Reno County employees escape any health insurance hike – News – The Hutchinson News

Reno County employees will see no increase in health insurance premiums next year and no change in deductible limits, the Reno County Commission learned Tuesday.

“It’s a very positive renewal,” Human Resources Director Renee Harris advised the board. “We propose to keep the rates the same, but the county is positively affected as far as saving money.”

The county went to partial self-insurance two years ago, with Blue Cross Blue Shield of Kansas covering claims above $75,000.

Her office and an insurance consultant looked at the cost of going back to fully insured versus self-funded and found the county saving significantly with self-insurance.

The plan involves 818 people, including 379 employees, plus spouses or other dependents, Harris reported.

They develop their rates using two key factors, Harris said: expected claims, which make up 75 percent of the cost of health and dental, and claims administration.

It’s first year of self-insurance, the county had a $50,000 “stop loss” level, meaning when an individual’s claims hit that cap, insurance coverage took over.

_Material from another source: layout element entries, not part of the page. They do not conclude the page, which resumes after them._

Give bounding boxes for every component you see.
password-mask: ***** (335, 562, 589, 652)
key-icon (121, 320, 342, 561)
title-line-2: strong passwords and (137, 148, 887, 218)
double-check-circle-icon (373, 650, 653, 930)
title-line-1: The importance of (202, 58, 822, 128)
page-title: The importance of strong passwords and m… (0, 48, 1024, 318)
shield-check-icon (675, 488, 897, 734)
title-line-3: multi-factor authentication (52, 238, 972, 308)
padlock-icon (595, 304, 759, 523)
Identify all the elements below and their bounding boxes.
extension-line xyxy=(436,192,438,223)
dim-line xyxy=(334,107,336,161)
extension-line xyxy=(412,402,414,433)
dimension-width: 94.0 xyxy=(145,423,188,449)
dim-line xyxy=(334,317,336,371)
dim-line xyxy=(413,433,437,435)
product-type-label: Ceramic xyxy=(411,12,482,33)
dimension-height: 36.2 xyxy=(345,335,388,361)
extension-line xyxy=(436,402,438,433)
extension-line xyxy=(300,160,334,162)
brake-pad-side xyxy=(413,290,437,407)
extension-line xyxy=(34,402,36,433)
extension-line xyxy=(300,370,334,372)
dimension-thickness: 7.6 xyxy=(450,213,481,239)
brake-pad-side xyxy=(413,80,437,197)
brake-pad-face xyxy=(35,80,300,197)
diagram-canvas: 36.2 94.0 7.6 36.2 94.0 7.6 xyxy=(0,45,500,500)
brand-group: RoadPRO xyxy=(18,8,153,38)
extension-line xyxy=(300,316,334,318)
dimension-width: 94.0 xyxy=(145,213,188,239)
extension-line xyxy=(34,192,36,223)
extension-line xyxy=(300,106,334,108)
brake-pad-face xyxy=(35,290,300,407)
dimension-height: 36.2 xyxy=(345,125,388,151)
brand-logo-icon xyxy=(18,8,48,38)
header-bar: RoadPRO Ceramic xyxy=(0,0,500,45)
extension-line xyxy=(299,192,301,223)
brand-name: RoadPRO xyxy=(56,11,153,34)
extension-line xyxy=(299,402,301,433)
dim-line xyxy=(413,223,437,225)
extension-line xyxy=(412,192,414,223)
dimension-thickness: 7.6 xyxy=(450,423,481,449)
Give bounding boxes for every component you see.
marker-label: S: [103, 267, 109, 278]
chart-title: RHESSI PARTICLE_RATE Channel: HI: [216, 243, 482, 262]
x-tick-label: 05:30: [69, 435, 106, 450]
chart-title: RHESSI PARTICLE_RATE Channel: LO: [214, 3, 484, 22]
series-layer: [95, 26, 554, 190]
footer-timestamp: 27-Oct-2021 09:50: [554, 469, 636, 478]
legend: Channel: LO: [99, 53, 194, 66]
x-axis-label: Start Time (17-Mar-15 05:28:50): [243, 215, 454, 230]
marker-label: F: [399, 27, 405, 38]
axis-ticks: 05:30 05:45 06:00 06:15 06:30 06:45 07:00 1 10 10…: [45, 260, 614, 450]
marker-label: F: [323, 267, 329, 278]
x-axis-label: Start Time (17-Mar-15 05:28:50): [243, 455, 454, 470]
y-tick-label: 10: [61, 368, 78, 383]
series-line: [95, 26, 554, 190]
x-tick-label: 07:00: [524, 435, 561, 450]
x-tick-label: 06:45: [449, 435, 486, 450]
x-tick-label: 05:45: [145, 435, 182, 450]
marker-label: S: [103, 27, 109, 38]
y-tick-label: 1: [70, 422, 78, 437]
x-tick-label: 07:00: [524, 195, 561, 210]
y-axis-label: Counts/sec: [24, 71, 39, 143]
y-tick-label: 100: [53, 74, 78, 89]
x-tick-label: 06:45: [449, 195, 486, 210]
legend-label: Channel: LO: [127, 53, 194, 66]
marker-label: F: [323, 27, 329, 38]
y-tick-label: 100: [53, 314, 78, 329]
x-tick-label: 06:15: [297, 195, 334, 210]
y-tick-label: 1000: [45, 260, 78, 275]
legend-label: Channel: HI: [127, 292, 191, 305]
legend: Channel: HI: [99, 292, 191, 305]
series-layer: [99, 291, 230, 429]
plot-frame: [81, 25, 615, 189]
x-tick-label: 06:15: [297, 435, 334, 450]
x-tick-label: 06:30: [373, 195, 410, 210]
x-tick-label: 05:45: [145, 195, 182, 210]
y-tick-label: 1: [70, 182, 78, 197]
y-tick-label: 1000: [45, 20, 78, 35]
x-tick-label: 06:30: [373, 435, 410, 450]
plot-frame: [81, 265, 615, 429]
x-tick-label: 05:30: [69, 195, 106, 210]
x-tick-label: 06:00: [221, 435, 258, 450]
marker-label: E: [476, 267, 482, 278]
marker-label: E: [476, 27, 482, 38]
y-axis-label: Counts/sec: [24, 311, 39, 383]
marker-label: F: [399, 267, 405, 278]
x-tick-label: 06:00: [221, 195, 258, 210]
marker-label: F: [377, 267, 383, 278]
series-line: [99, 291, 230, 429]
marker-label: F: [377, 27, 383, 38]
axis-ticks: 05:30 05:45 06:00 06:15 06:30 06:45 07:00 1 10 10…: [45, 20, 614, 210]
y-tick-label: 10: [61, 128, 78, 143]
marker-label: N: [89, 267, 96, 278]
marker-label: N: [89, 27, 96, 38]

There were 12 claims that reached stop loss.

The county, however, upped its stop loss for the current fiscal year, to $75,000, which lowered the rate it was paying Blue Cross for the coverage.

There were only three claims that reached the cap this year, Harris said.

More than 70 percent of employees participate in the county’s high deductible plan, which has a $2,650 deductible for individuals and $5,300 for a family.

Premiums the employee pays for the plan – depending on participation in three levels of “wellness” that include a biometric screening, non-smoking and earning wellness points – range from no cost for an individual at the “gold level” to $284 a month for an employee and family with no wellness participation.

Rates the county’s Comprehensive Major Medical start at $87 a month and go up to $563.

An analysis of claims showed that county employees utilized only one of about a dozen health services categories at a higher average rate than other Blue Cross users – for rehabilitation and therapy – and that only slightly. For all other claims categories, Harris said, claims by county employees was below average.

Almost half of claims were for those over age 50, with the remainder spread from age 18 to 49.

“County claim payments through this year is $1.82 million,” Harris said. “In addition, employees paid $522,000.”

The county has budgeted $8.1 million in reserves for insurance.